AbstractLearner-centered feedback is one of the most powerful influences in learning and achievement. However specific literature on feedback for culturally diverse environments, such as Sri Lanka is lacking. By addressing this problem, I aimed to enhance learning and teaching in medical schools. The objective was to explore and develop a culturally sensitive feedback guidance model for Medical Education.
This qualitative, ethnographic, case study of the ethnically diverse Eastern University, Sri Lanka (EUSL) was emergent in design. Staff and students of EUSL represent predominantly three different ethnicities, Sinhala, Tamil and Muslim.
Piloting highlighted the dominance of deficit thinking, which was mediated by the introduction of an Appreciative Inquiry framework.
Data gathering utilised observation of learning conversations and semi structured interviews with three types of stakeholders, students, faculty and policy makers. Continuous ongoing analysis and iterative literature searching illuminated the value of an anthropological perspective to define “culture” and contextual power dynamics.
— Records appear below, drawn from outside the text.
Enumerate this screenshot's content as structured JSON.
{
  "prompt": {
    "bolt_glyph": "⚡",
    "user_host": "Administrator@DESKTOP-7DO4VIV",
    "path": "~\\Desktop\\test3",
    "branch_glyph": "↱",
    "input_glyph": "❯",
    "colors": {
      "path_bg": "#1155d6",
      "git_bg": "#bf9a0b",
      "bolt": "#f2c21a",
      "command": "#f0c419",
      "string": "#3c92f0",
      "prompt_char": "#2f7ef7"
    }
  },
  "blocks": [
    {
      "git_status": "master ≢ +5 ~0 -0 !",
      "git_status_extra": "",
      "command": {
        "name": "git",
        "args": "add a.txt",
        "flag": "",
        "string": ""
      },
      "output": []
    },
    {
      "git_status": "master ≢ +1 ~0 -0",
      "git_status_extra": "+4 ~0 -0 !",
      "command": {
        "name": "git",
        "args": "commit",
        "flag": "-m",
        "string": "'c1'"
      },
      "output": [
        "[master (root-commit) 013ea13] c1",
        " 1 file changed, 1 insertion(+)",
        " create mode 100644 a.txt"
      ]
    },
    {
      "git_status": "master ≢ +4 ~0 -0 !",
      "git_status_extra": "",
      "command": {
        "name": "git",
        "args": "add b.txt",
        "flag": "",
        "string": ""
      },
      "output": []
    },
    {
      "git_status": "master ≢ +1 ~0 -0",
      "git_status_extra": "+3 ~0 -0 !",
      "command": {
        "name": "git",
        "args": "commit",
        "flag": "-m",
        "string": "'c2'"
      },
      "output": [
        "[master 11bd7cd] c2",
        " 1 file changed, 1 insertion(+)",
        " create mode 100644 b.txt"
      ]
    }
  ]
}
Planned thematic analysis was usefully supplemented by discourse analysis in order to reduce uncritical imposition of western concepts.
Findings identified under-problematization of feedback practices, unaddressed cultural and historical complexities and evidence of espoused claims, alongside interest and willingness to develop a model to address the post-colonial challenges from overly simplistic hegemonic “west is best” assumptions. Non-WEIRD (Westernised, Educated, Industrialised, Rich and Democratic) countries e.g. Sri Lanka can benefit from WEIRD evidence-based theories such as dialogic feedback and learner transitions best when informed by and adapted to local cultural practices and knowledge.
A key outcome is a blueprint for co-adaptation of western theories and co-construction of locally effective Formative Assessment mechanisms and feedback practices. The cSEEFAR (culturally Sensitive, Effective and Efficient, Formative Assessment Relationships) blueprint model is a comma rather than a full stop, an opportunity to contribute to global understandings and facilitate increased praxis between theorized accounts of formative assessment and sensitive best practice for Sri Lanka.